La canibalización que nadie nombra
Los datos de Alinea confirman el efecto Horizon: incluir juegos propios demasiado pronto en el catálogo mata ventas. Sony lo sabe y ajusta su estrategia para no repetir errores.
Cada mes, los suscriptores de PlayStation Plus reciben juegos nuevos. Algunos los reclaman y los juegan al toque. Otros los guardan para después. Y unos cuantos los reclaman y se olvidan. Enero dejó datos para entender cómo se comporta esa masa de 50 millones de suscriptores cuando le ponen títulos delante.
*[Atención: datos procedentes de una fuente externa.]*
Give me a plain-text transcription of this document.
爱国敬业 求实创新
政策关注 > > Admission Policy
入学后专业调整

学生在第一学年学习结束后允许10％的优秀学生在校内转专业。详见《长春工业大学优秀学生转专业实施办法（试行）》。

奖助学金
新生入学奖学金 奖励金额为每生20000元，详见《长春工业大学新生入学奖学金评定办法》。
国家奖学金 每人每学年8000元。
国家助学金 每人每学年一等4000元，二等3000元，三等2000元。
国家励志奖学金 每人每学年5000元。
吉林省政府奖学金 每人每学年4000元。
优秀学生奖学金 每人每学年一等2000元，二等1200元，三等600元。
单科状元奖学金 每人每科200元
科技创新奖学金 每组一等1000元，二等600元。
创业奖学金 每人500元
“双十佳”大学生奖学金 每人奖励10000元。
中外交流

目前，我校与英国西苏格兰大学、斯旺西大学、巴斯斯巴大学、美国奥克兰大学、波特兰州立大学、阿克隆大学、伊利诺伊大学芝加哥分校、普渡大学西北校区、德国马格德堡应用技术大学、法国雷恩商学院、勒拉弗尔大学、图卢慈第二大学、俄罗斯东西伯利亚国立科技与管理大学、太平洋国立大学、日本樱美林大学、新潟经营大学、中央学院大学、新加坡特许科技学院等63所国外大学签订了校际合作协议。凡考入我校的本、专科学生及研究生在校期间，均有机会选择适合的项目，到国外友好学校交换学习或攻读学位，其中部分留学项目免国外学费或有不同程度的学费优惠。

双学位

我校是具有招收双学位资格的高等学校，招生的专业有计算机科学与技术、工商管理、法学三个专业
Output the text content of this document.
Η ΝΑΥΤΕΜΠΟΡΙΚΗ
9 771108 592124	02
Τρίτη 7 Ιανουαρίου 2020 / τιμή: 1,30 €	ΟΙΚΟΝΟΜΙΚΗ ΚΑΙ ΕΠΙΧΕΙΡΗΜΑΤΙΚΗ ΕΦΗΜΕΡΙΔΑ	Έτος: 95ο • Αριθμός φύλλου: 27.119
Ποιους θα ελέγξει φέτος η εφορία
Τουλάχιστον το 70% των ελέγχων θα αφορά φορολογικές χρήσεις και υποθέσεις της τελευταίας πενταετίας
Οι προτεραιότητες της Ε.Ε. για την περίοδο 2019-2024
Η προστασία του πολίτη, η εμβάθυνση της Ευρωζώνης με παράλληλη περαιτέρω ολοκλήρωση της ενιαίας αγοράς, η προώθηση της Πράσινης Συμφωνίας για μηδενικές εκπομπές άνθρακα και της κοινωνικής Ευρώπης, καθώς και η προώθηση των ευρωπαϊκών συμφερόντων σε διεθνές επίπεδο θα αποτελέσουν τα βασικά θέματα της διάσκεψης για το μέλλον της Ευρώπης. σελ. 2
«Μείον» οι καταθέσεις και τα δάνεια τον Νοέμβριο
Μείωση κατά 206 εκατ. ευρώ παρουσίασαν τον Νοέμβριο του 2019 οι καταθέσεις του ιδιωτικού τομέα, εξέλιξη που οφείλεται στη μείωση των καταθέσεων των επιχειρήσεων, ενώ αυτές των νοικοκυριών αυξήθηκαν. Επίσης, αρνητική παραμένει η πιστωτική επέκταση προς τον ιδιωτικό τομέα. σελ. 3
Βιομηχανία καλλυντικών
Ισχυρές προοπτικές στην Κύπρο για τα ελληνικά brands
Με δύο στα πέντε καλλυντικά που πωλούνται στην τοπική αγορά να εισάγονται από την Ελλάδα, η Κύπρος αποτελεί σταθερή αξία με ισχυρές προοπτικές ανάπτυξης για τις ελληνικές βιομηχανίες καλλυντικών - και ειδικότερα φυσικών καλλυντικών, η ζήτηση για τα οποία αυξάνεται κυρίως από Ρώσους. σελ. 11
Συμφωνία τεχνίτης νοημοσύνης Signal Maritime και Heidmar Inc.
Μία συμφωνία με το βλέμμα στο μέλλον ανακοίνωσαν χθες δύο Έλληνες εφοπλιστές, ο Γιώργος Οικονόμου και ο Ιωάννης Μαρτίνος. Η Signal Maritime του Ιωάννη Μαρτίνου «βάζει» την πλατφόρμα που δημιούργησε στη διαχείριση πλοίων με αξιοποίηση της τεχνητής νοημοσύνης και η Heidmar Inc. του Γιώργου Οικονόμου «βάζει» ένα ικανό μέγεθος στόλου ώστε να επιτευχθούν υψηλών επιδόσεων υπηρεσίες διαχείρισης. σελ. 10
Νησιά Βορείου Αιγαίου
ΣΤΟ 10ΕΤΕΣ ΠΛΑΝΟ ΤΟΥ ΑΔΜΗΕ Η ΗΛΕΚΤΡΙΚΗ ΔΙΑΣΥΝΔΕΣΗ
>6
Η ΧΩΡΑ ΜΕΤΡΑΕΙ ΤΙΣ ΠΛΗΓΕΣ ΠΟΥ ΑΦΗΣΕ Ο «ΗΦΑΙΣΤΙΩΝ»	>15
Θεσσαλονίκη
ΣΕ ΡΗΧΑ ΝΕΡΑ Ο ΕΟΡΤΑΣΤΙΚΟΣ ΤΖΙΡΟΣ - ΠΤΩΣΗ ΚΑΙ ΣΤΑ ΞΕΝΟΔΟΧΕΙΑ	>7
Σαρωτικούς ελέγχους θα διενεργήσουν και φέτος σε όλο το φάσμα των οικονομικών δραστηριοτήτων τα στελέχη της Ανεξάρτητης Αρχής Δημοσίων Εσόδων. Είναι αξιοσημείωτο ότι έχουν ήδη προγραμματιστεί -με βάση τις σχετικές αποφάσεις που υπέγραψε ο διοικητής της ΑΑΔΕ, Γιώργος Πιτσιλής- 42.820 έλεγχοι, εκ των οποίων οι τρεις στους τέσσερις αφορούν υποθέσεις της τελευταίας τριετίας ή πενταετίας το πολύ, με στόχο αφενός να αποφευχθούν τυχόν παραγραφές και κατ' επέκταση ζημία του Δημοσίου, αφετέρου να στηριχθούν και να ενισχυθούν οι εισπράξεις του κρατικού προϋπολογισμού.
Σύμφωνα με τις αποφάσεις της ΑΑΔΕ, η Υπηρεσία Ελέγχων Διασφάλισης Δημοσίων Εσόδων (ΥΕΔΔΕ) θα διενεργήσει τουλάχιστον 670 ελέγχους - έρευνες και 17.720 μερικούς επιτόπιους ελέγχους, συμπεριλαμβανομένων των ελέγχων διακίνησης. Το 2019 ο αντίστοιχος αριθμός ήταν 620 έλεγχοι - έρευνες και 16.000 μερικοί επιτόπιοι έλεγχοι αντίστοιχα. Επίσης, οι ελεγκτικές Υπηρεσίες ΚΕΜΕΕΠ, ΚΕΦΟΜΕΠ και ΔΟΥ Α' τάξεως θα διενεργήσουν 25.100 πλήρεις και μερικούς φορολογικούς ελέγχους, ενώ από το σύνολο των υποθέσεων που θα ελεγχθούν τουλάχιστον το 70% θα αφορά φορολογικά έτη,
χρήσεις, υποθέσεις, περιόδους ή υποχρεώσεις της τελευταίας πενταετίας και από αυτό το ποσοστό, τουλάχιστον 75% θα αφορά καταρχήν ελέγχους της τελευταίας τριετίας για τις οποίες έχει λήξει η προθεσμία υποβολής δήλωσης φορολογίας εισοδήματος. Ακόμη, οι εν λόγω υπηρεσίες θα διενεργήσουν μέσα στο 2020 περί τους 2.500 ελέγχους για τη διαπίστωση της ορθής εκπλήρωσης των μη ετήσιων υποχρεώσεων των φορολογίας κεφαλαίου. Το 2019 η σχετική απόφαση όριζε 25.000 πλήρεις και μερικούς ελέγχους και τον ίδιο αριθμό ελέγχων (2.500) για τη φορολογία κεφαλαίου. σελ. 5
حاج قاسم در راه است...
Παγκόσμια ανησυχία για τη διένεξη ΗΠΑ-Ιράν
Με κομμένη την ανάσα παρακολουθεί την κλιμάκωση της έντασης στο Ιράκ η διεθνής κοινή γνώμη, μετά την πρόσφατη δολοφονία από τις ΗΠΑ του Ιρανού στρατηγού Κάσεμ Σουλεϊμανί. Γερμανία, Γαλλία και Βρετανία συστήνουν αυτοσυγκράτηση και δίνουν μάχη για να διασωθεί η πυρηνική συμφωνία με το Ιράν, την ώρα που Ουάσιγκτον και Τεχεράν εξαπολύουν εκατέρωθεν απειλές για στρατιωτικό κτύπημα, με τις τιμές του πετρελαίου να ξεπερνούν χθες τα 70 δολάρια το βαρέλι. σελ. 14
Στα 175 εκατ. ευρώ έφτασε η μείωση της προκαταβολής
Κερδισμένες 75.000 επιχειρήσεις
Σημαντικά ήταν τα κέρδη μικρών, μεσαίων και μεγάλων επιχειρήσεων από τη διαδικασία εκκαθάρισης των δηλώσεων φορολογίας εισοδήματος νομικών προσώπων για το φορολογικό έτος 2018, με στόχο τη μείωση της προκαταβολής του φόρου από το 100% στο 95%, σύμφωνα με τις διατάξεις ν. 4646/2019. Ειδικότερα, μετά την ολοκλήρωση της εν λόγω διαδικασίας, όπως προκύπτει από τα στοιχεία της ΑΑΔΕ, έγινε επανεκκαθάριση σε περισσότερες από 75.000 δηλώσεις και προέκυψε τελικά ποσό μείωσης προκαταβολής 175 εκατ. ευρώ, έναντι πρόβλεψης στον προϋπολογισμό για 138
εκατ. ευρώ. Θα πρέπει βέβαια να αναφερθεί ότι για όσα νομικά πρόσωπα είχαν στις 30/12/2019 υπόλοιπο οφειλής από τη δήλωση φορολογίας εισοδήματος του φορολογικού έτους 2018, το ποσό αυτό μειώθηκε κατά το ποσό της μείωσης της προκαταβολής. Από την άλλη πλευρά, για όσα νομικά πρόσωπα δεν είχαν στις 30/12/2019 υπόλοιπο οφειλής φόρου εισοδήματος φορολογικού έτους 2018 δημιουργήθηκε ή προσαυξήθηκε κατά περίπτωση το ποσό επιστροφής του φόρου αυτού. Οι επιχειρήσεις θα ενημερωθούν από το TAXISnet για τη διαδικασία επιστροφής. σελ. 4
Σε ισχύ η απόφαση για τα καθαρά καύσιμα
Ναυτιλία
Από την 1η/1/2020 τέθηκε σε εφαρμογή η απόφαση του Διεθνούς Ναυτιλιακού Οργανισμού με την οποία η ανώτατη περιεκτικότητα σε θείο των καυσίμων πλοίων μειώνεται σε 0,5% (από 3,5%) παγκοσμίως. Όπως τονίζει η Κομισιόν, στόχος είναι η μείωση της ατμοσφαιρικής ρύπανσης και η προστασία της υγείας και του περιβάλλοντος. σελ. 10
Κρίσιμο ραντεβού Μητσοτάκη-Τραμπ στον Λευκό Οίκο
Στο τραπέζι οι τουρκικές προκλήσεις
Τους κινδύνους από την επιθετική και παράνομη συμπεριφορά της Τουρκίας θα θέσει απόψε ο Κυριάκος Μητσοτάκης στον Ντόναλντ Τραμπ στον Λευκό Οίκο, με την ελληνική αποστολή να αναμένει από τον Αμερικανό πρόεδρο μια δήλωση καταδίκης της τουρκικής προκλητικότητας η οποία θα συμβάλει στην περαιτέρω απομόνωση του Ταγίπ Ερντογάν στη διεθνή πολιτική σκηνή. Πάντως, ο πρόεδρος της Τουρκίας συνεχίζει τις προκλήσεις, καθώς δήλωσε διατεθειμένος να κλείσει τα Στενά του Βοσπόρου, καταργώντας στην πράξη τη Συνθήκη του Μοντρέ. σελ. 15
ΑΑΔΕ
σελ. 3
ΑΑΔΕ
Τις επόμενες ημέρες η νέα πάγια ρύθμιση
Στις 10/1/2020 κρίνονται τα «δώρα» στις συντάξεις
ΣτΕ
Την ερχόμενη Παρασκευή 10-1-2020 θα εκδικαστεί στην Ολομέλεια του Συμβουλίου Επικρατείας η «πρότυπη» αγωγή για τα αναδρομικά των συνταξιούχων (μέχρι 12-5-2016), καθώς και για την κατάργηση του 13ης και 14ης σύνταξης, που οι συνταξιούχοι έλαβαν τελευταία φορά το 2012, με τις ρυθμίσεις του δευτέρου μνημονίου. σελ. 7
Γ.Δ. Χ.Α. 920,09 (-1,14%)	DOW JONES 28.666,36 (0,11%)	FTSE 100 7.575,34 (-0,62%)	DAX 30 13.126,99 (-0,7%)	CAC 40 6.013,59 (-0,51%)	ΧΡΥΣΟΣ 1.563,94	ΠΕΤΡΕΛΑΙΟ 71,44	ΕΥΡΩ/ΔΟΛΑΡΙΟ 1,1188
Alinea Analytics midió el impacto de los juegos de Essential y Game Catalog. Los números muestran patrones, sorpresas y confirmaciones. También dejan una conclusión incómoda: el Plus no es el futuro de la industria. Es una herramienta más.
Essential: los tres de enero
Entre el 7 de enero y el 4 de febrero, los suscriptores del nivel Essential pudieron reclamar tres juegos: Need for Speed Unbound, Epic Mickey: Rebrushed y Core Keeper. Los resultados fueron dispares.
Need for Speed Unbound sumó 1.6 millones de jugadores nuevos a través del servicio. No era su primera vez en PS Plus. Ya había estado en el nivel Extra entre febrero y agosto de 2024. En total, 4.3 millones de personas accedieron al juego vía suscripción. Eso representa más de la mitad de toda su base de jugadores en PlayStation.
La audiencia se concentró en Norteamérica y Europa occidental. NFS sigue siendo un nombre que pesa en esas regiones.

Epic Mickey: Rebrushed atrajo a 1.4 millones de jugadores. La cifra cobra perspectiva cuando se la compara con las ventas directas: multiplica por 12 las copias vendidas. El juego de Warren Spector encontró en el Plus una audiencia que no había pagado por él.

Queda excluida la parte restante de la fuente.